Isu SGP legal hari ini di th. 2021 sudah pasti cuma bisa https://jordan6.net/togel-singapura-data-sgp-output-kumpulan-sgp-hadiah-singapura/ web site Kepolisian Singapore Prize . com. tt. Nah, bagi para bettors Togel Hongkong yang idamkan menyaksikan hasil SGP 2021 hari ini dengan metode live draw SGP, kini bettors dapat membuka website formal togel Singapore Prize ini. Namun sebelum akan bettors mengakses website tersebut, bettors khususnya dahulu mesti sedia kan VPN terhadap fitur Anda. Karena sementara ini web formal Singapore Prize telah tidak sanggup dibuka secara bebas melalui jaringan pemasok republik ini. Memang, di negara kesatuan Indonesia, seluruh type taruhan dilarang. Akibatnya, perihal inilah yang membawa dampak terlampau sukar bagi penumpang untuk dapat memperoleh hasil SGP legal segera dari sumbernya.
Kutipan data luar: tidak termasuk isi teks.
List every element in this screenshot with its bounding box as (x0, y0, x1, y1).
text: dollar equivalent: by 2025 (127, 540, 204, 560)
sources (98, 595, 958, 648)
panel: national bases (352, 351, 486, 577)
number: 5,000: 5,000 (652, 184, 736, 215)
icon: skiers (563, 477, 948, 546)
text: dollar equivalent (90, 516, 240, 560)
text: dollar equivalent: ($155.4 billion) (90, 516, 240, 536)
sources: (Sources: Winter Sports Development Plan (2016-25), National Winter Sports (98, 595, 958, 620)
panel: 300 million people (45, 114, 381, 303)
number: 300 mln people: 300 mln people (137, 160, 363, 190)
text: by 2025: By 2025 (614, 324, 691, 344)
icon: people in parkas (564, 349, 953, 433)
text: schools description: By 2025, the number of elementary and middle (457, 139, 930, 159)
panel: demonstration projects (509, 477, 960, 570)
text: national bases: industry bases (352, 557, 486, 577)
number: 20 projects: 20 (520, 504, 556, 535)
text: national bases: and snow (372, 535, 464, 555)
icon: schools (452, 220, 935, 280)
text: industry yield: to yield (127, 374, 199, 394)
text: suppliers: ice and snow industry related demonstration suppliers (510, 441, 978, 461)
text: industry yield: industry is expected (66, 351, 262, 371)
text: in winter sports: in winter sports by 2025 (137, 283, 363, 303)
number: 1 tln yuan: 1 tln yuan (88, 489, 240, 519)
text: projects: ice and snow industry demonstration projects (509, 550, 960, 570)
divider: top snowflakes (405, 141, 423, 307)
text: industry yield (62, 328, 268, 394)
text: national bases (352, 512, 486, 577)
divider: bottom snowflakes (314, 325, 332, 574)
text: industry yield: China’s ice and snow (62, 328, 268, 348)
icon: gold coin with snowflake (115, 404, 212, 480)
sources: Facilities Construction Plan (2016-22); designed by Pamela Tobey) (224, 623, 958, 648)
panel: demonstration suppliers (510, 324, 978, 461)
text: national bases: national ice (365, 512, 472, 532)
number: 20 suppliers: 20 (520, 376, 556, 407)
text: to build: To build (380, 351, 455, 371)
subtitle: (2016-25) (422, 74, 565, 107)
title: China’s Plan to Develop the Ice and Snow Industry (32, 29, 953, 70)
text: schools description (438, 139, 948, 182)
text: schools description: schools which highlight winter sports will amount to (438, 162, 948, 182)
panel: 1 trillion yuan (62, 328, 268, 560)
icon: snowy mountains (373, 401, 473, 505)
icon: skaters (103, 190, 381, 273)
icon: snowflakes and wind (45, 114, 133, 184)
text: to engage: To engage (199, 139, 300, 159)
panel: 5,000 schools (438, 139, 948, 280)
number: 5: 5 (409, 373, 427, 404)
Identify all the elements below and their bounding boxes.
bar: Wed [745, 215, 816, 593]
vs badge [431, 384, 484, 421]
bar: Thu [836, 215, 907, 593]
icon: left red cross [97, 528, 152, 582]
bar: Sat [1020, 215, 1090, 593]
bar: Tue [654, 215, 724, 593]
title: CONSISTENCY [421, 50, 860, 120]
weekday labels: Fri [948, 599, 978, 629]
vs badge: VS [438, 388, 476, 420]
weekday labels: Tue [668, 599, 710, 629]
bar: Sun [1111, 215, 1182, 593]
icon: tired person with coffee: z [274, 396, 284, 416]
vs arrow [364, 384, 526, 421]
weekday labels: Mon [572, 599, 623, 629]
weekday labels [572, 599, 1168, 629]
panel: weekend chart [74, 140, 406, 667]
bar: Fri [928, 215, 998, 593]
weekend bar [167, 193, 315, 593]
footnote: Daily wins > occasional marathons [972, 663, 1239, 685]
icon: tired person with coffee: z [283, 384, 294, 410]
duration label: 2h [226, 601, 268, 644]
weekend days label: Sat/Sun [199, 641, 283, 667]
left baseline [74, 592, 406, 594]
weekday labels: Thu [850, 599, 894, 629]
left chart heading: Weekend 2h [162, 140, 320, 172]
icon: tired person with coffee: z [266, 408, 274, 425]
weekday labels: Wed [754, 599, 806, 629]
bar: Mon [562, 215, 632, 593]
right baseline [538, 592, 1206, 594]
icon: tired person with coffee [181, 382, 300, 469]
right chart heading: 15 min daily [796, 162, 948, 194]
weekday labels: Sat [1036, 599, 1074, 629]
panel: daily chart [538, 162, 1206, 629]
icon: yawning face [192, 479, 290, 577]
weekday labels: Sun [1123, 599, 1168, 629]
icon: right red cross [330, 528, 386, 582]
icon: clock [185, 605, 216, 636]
Nah bagi para bettors yang tidak mendambakan https://all-steroid.com/keluaran-hk-toto-hk-data-hk-hari-ini-loteri-hong-kong/ dalam mendownload VPN, sejauh ini para bettors mampu memandang hasil legal Keluaran SGP malam ini 2021. Karena saat ini web site https://demoslot.link/slot-demo-akaun-slot-demo-percuma-main-pragmatik-tanpa-deposit/ sudah formal jadi link pengganti Singapore Pools maka dari itu para bettors mampu melihat semua hasil pembelanjaan SGP secara lengkap, berasal dari information terlama sampai terakhir terkandung didalam Data Chart SGP 2021.